Bit by bit, the bearish thesis I had outlined in April is no more. Yesterday delivered strong breakouts for the Nasdaq and S&P, although the Russell 2000 (IWM) still has some work to do.
The S&P 500 delivered a clean breakout on higher volume accumulation. A technician couldn't ask for a better move. Now it's up to the market to deliver on this promise.
One thing we need to watch is the relationship of the S&P to its 200-day MA; at the moment it's 12.2% above this moving average which is in the 10% extreme zone of historic overboughtness. If it gets to 14.4%, it will be at the 5% level, and at 18.1% it will be at the 1% level, and becomes a strong 'sell'.
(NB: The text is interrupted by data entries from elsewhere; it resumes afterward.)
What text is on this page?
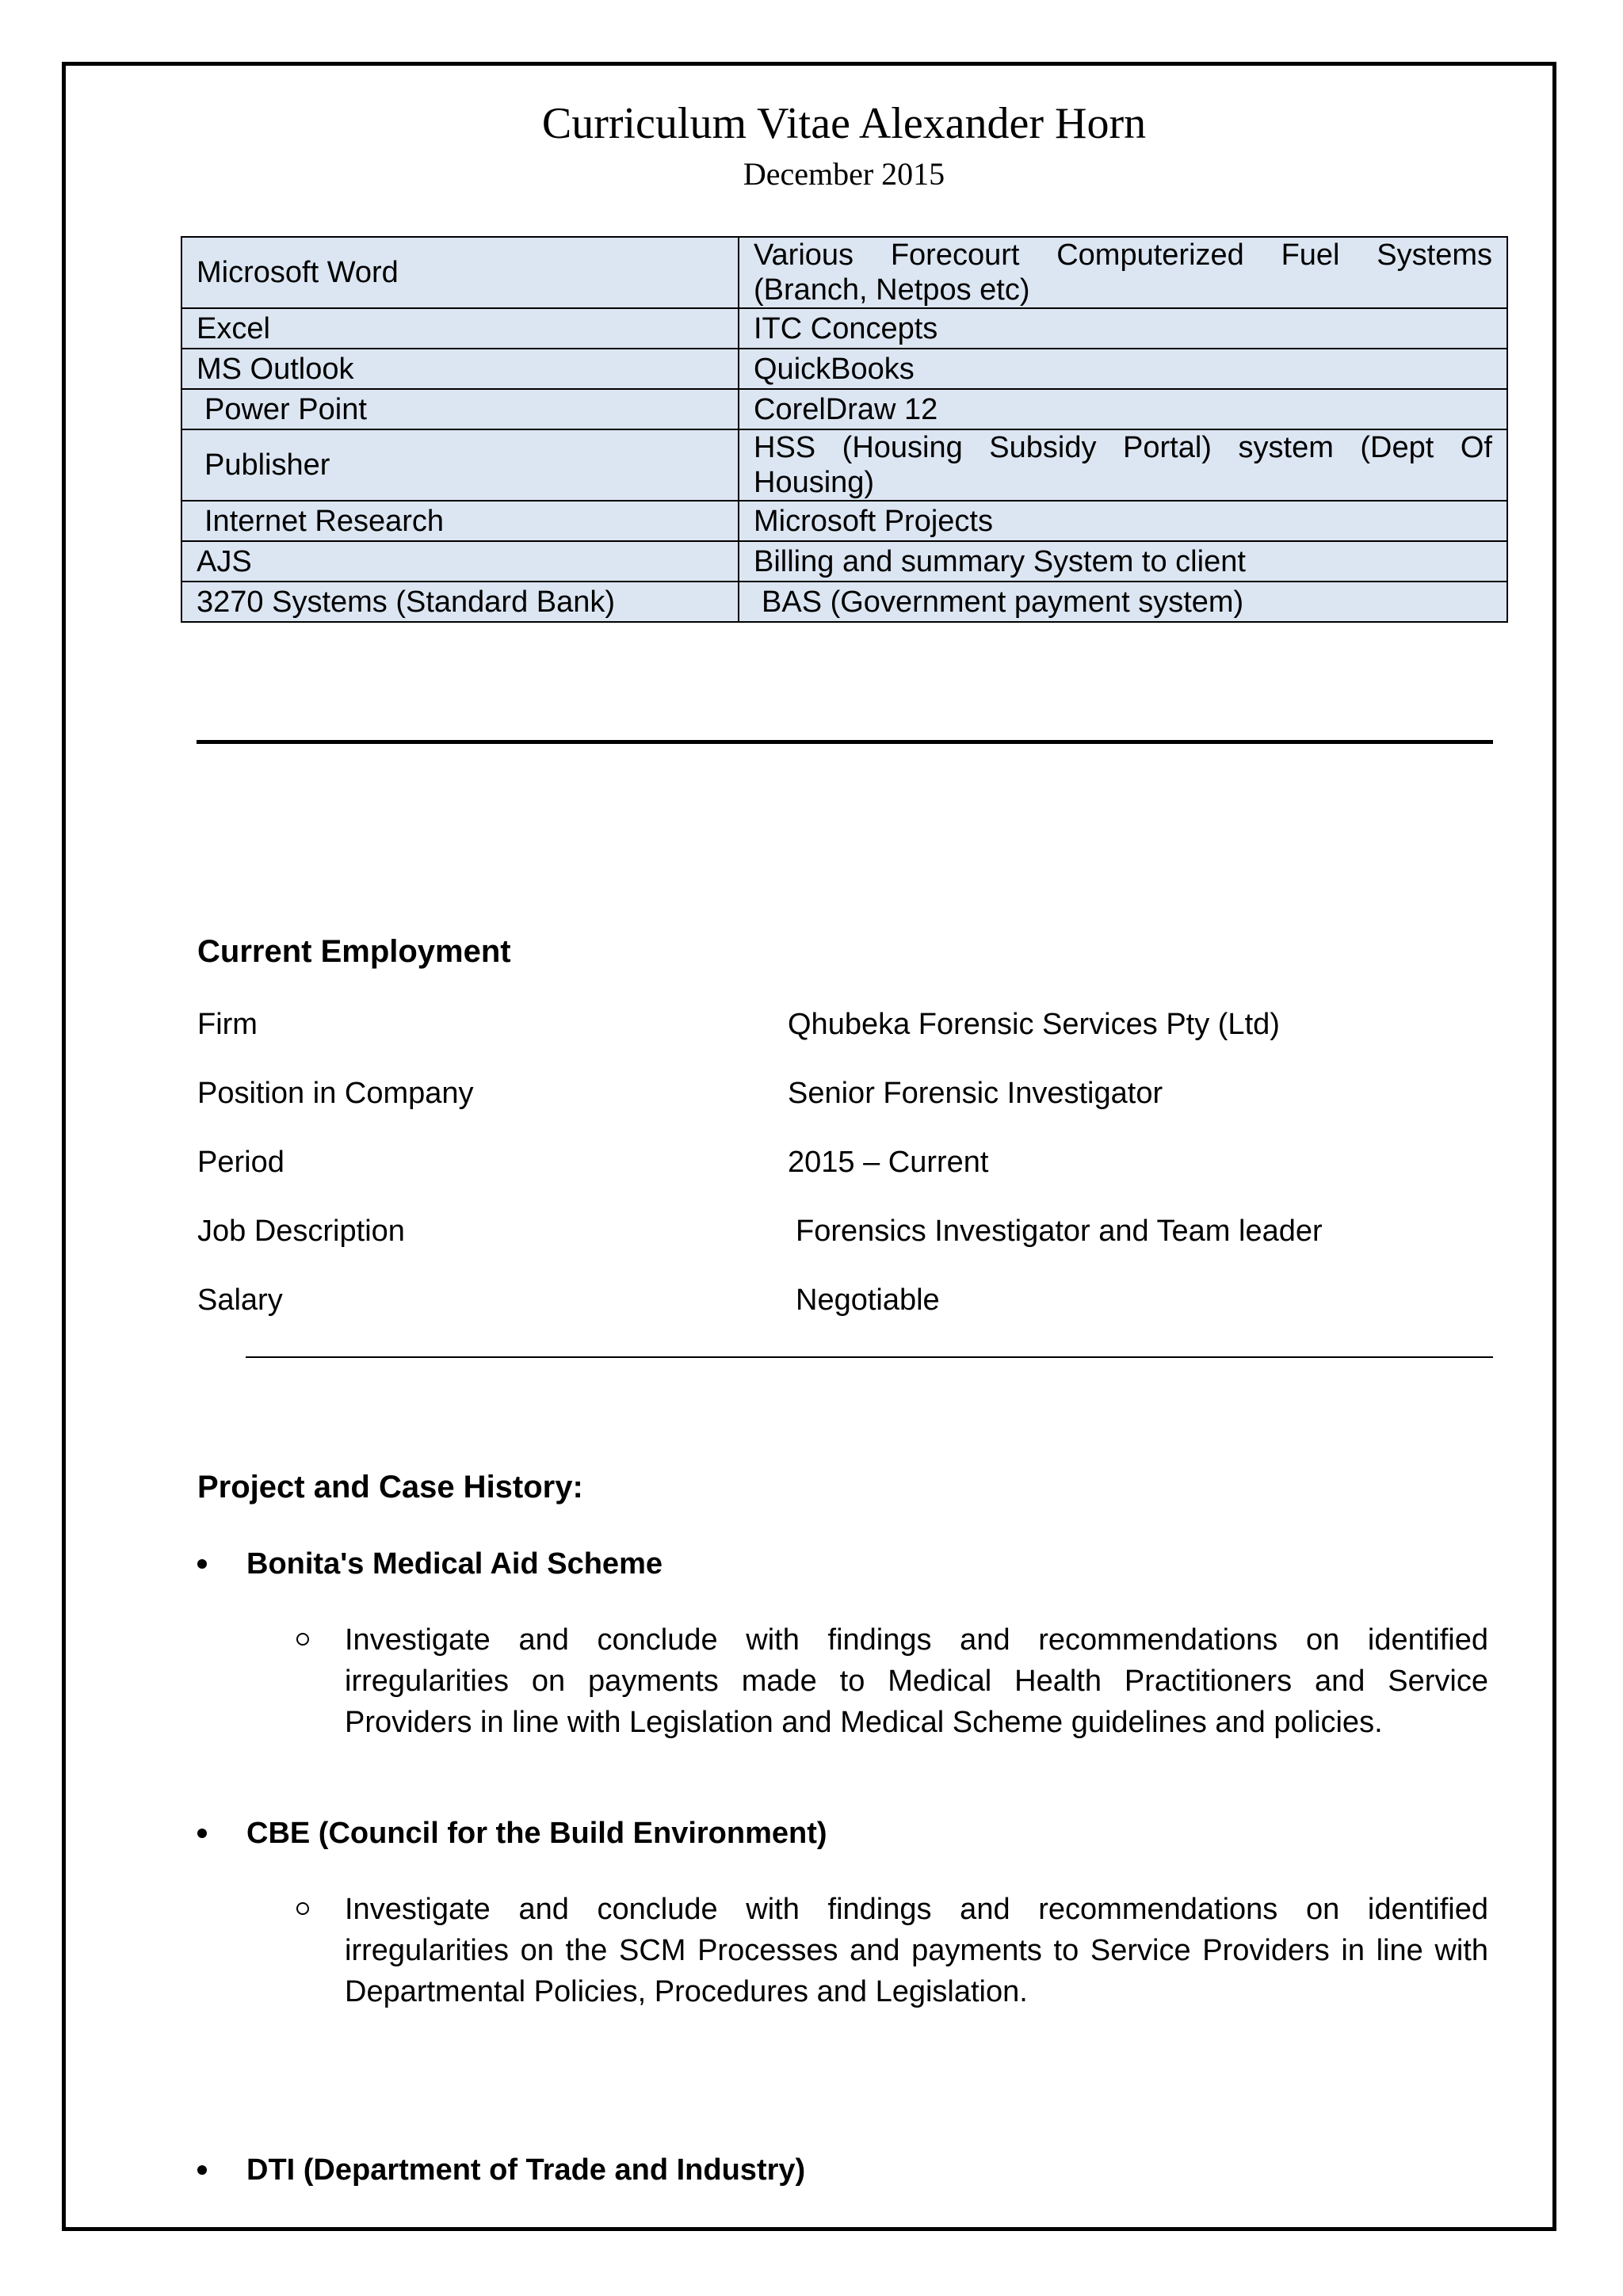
Curriculum Vitae Alexander Horn
December 2015
Microsoft Word	Various Forecourt Computerized Fuel Systems (Branch, Netpos etc)
Excel	ITC Concepts
MS Outlook	QuickBooks
Power Point	CorelDraw 12
Publisher	HSS (Housing Subsidy Portal) system (Dept Of Housing)
Internet Research	Microsoft Projects
AJS	Billing and summary System to client
3270 Systems (Standard Bank)	BAS (Government payment system)
Current Employment
Firm	Qhubeka Forensic Services Pty (Ltd)
Position in Company	Senior Forensic Investigator
Period	2015 – Current
Job Description	Forensics Investigator and Team leader
Salary	Negotiable
Project and Case History:
Bonita's Medical Aid Scheme
Investigate and conclude with findings and recommendations on identified irregularities on payments made to Medical Health Practitioners and Service Providers in line with Legislation and Medical Scheme guidelines and policies.
CBE (Council for the Build Environment)
Investigate and conclude with findings and recommendations on identified irregularities on the SCM Processes and payments to Service Providers in line with Departmental Policies, Procedures and Legislation.
DTI (Department of Trade and Industry)
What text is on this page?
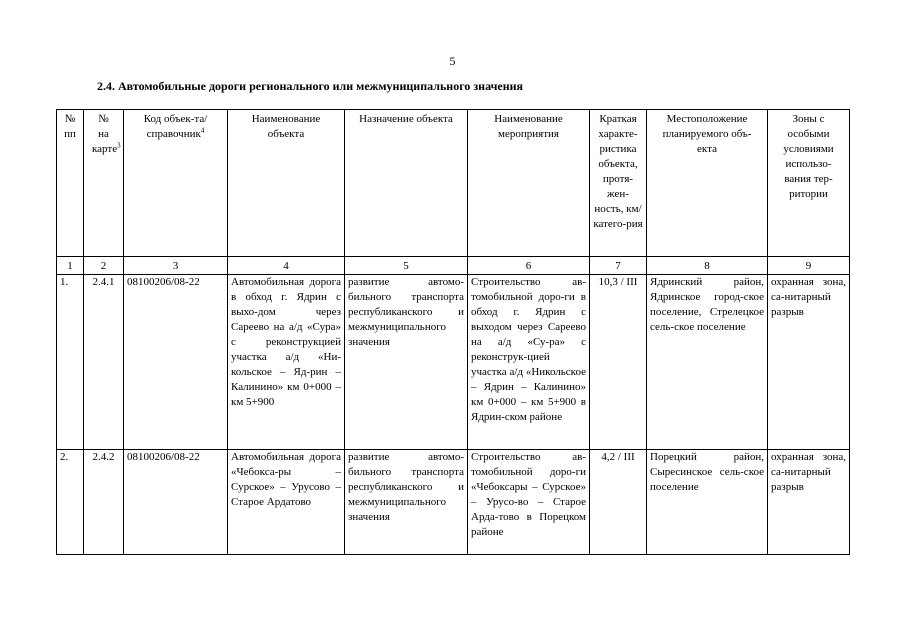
5
2.4. Автомобильные дороги регионального или межмуниципального значения
№ пп	№ на карте$^3$	Код объек-та/справочник$^4$	Наименование объекта	Назначение объекта	Наименование мероприятия	Краткая характе-ристика объекта, протя-жен-ность, км/ катего-рия	Местоположение планируемого объ-екта	Зоны с особыми условиями использо-вания тер-ритории
1	2	3	4	5	6	7	8	9
1.	2.4.1	08100206/08-22	Автомобильная дорога в обход г. Ядрин с выхо-дом через Сареево на а/д «Сура» с реконструкцией участка а/д «Ни-кольское – Яд-рин – Калинино» км 0+000 – км 5+900	развитие автомо-бильного транспорта республиканского и межмуниципального значения	Строительство ав-томобильной доро-ги в обход г. Ядрин с выходом через Сареево на а/д «Су-ра» с реконструк-цией участка а/д «Никольское – Ядрин – Калинино» км 0+000 – км 5+900 в Ядрин-ском районе	10,3 / III	Ядринский район, Ядринское город-ское поселение, Стрелецкое сель-ское поселение	охранная зона, са-нитарный разрыв
2.	2.4.2	08100206/08-22	Автомобильная дорога «Чебокса-ры – Сурское» – Урусово – Старое Ардатово	развитие автомо-бильного транспорта республиканского и межмуниципального значения	Строительство ав-томобильной доро-ги «Чебоксары – Сурское» – Урусо-во – Старое Арда-тово в Порецком районе	4,2 / III	Порецкий район, Сыресинское сель-ское поселение	охранная зона, са-нитарный разрыв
The Nasdaq delivered its breakout on a significant surge in buying volume. This was combined with an acceleration in the relative performance against the S&P.
The Russell 2000 ($IWM) is working on a challenge of its 'bull trap' and hasn't cleared its trading range. Consequently, the buying volume - while higher - didn't enjoy the same surge as the Nasdaq. Technicals are net positive, but momentum is not yet overbought, so look for more upside.
With the S&P and Nasdaq breakouts in play we need to consider the possibility of 'bull traps', but we also need to keep an eye as to how far these indices extend from their 200-day MAs and are at risk from another April style correction.